It might be a simple question but I have been trying to fix this issue for a few days so any help is really appreciated. If there is something wrong about my question, please leave a comment so I know what I am doing wrong.
I have the following code:
library(ggplot2)
library(rlang)
library(MASS)
normalize_btw_zero_and_one <- function(x){(x-min(x)+.00000001)/(max(x)-min(x)+.00000002)}
get_histogram <- function(data_set, column_name, bin_width, attribute_name) {
colname <- as_label(enquo(column_name))
gamma_par <- MASS :: fitdistr(data_set[[colname]], "gamma")
weibull_par <- MASS :: fitdistr(data_set[[colname]], "weibull")
beta_par <- MASS :: fitdistr(normalize_btw_zero_and_one(data_set[[colname]]), dbeta, start = list(shape1 = 1, shape2 = 1))
ggplot(data_set, aes(x= {{ column_name }})) +
geom_histogram(aes(y= after_stat(density)), binwidth = bin_width, fill= "lightblue", colour="black") +
xlab(paste0(attribute_name)) +
stat_function(fun = dnorm , args= list(mean= mean(data_set[[colname]]), sd= sd(data_set[[colname]])),
mapping = aes(colour = "Normal"))+
stat_function(fun = dlnorm, args = list(meanlog= mean(log(data_set[[colname]])), sdlog= sd(log(data_set[[colname]]))),
mapping = aes(colour = "LogNormal")) +
stat_function(fun = dgamma, args= list(shape= gamma_par$estimate[[1]] , rate=gamma_par$estimate[[2]] ),
mapping = aes(colour= "Gamma"))+
stat_function(fun = dweibull, args= list(shape= weibull_par$estimate[[1]] , scale=weibull_par$estimate[[2]] ),
mapping = aes(colour= "Weibull"))+
stat_function(fun = dexp, mapping = aes(colour = "Exponential")) +
stat_function(fun = dbeta, args = list(shape1= beta_par$estimate[[1]], shape2= beta_par$estimate[[2]] ),
mapping = aes(color = "Beta")) +
scale_colour_manual("Distribution", values = c("red", "blue", "lightgreen","pink", "purple" , "yellow"))
}
set.seed(30333)
test_dt <- rnorm(10000, 30, 1)
df <- data.frame(test_dt)
rm(test_dt)
get_histogram(df, test_dt, .3, "Test ")
Issue: I want to create a histogram and overlay multiple density functions on it.

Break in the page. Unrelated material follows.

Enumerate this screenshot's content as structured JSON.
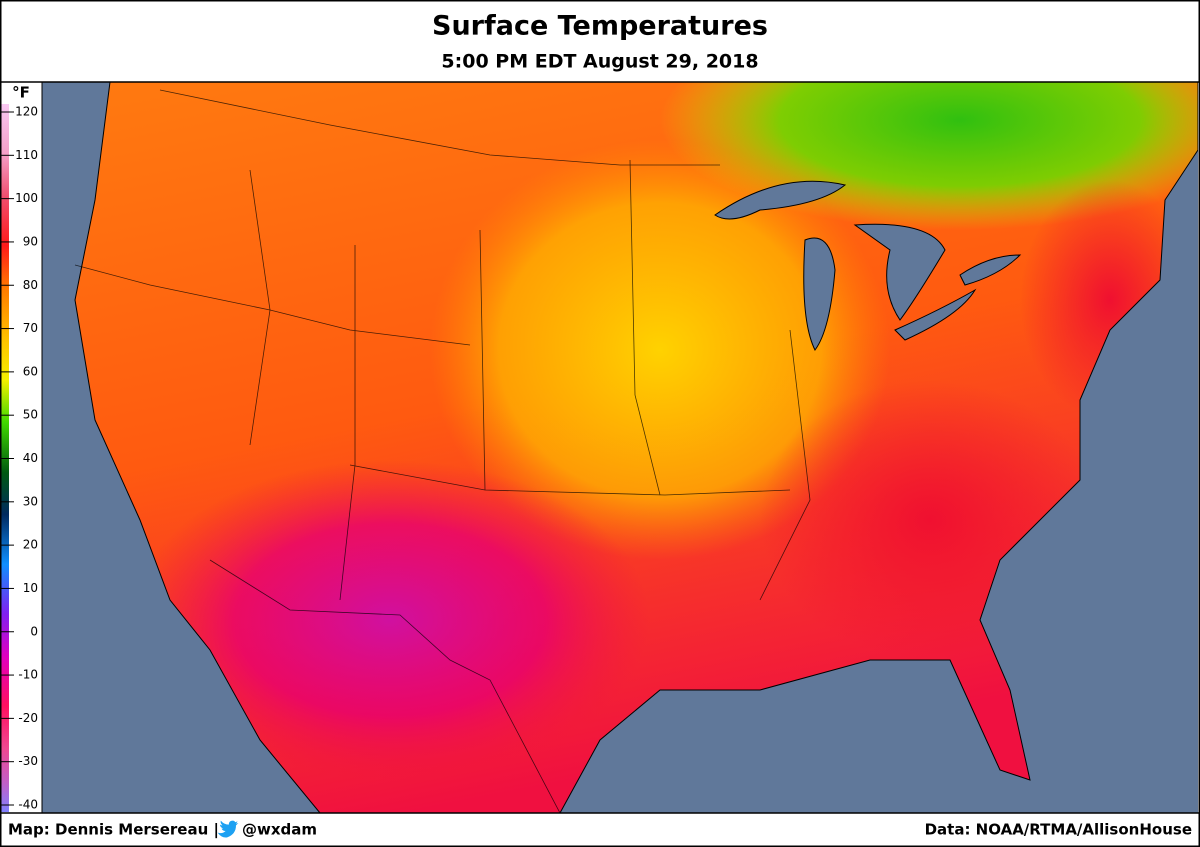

Everything works fine except for the Beta distribution. The issue lies in the fact that I scaled the data to (0,1) for the calculation of the density function, but the histogram still displays the original data.
Question 1: How can I fix the overlay of the Beta distribution function?
Question 2: If I want to have frequencies on the y-axis instead of densities, what steps should I take?